Série de nove crônicas publicadas
originalmente no jornal
Tribuna de Minas de maio a setembro de 2000,
por ocasião das comemorações dos 150
anos de Juiz de Fora.
CARRIÇO FILM |
A cidade como signo
Fernando Fiorese
Em
conversa recente, o poeta e amigo Edimilson de Almeida Pereira me dizia: “Não
sei se amo esta cidade, sei apenas que, cada vez mais, ela me interessa como signo”.

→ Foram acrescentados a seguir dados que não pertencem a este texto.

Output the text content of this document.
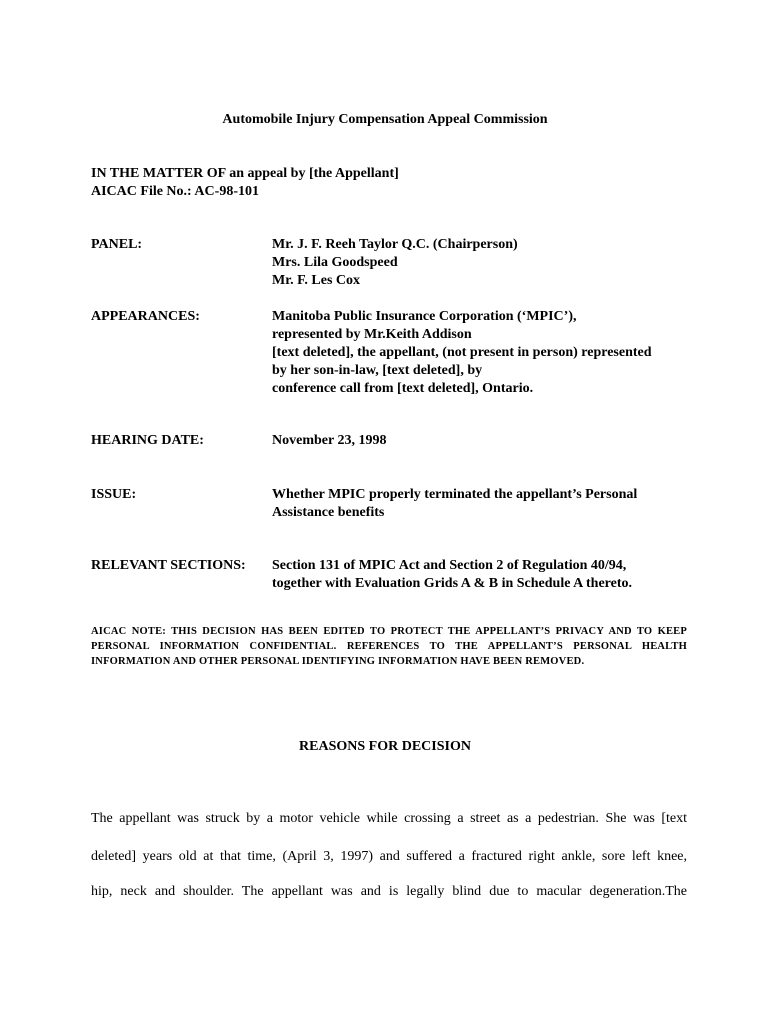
Automobile Injury Compensation Appeal Commission
IN THE MATTER OF an appeal by [the Appellant]
AICAC File No.: AC-98-101
PANEL:	Mr. J. F. Reeh Taylor Q.C. (Chairperson)
Mrs. Lila Goodspeed
Mr. F. Les Cox
APPEARANCES:	Manitoba Public Insurance Corporation (‘MPIC’),
represented by Mr.Keith Addison
[text deleted], the appellant, (not present in person) represented
by her son-in-law, [text deleted], by
conference call from [text deleted], Ontario.
HEARING DATE:	November 23, 1998
ISSUE:	Whether MPIC properly terminated the appellant’s Personal
Assistance benefits
RELEVANT SECTIONS: Section 131 of MPIC Act and Section 2 of Regulation 40/94,
together with Evaluation Grids A & B in Schedule A thereto.
AICAC NOTE: THIS DECISION HAS BEEN EDITED TO PROTECT THE APPELLANT’S PRIVACY AND TO KEEP PERSONAL INFORMATION CONFIDENTIAL. REFERENCES TO THE APPELLANT’S PERSONAL HEALTH INFORMATION AND OTHER PERSONAL IDENTIFYING INFORMATION HAVE BEEN REMOVED.
REASONS FOR DECISION
The appellant was struck by a motor vehicle while crossing a street as a pedestrian. She was [text
deleted] years old at that time, (April 3, 1997) and suffered a fractured right ankle, sore left knee,
hip, neck and shoulder. The appellant was and is legally blind due to macular degeneration.The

E haverá outra forma, mais vertical e delicada, de amar uma cidade? Atenção e
cuidado, embora sem desconhecer a crítica. Um sentimento que se realiza na
“distância amorosa” (feliz expressão de Roland Barthes) e nos vários poemas
que, em Águas de contendas (vencedor
do Concurso Nacional de Poesia “Helena Kolody”, 1997), Edimilson dedica à
leitura afetiva da cidade. Uma poética topográfica, exemplo cabal de que, mesmo
secretamente, empenham-se os artistas locais em dar a ver a Juiz de Fora dos
nossos medos e alumbramentos, das nossas esperanças e ilusões perdidas.
Nas
páginas de Águas de contendas, o
registro de personagens e lugares, datas e paisagens, nos quais apenas o olhar
do poeta pode surpreender a manifestação da cidade plural que habitamos. Ali
estão o Caminho Novo e os descaminhos do Shangai, a geometria rasurada do
painel de Portinari e a chama da igreja do Rosário, as imagens do centro
produzida pela Neo-Carriço Films e os arrabaldes do presente e do passado. Todas
as cidades, a cidade. Talvez mais do que as obras anteriores de Edimilson, Águas de contendas demonstre a eleição
afetiva de Juiz de Fora como signo poético a ser decifrado, especulado,
desdobrado.
Decerto
tal atitude pode ser encontrada na memorialística de Pedro Nava e Rachel
Jardim, na poesia de Murilo Mendes e Affonso Romano de Sant’Anna. Mas a estes
foi necessária a distância física e sentimental, enquanto uma nova geração,
representada não apenas por Edimilson, mas também por Iacyr Anderson Freitas e
Marta Gonçalves, dentre outros, ainda insiste em habitar a Juiz de Fora
concreta e presente para criar as imagens e textos que nos permitam, nos
desvãos das palavras, encontrar as figuras, tempos e espaços que constituem a
nossa pequena história pessoal.
Embora
poucos saibam ou reconheçam, as obras destes poetas tornou Juiz de Fora
conhecida em Minas, no Brasil e no exterior como a cidade onde se produz uma
poesia das mais importantes e vigorosas da atualidade. Não por acaso, embora
poucos saibam ou reconheçam, a crítica especializada e o meio acadêmico cada
vez mais se debruçam sobre a obra destes poetas. Pena que, dentre os que não
sabem ou não reconhecem, estejam principalmente as instituições públicas e
privadas locais.
Enquanto
Porto Alegre, Rio de Janeiro e Curitiba criam coleções de livros que procuram
tornar visíveis tais cidades, aqui desperdiçamos a imagem que, ao longo de 150
anos, silenciosa e arduamente, poetas, escritores, artistas plásticos,
fotógrafos e dramaturgos construíram de e para Juiz de Fora. Tais imagens,
textos e encenações são elementos fundamentais para nos reconhecermos e sermos
reconhecidos. Apenas quando essas obras se tornarem um patrimônio coletivo,
Juiz de Fora será capaz de traçar as estratégias que concretizem em ruas,
parques, pontes e construções a cidade que imaginamos, que desejamos.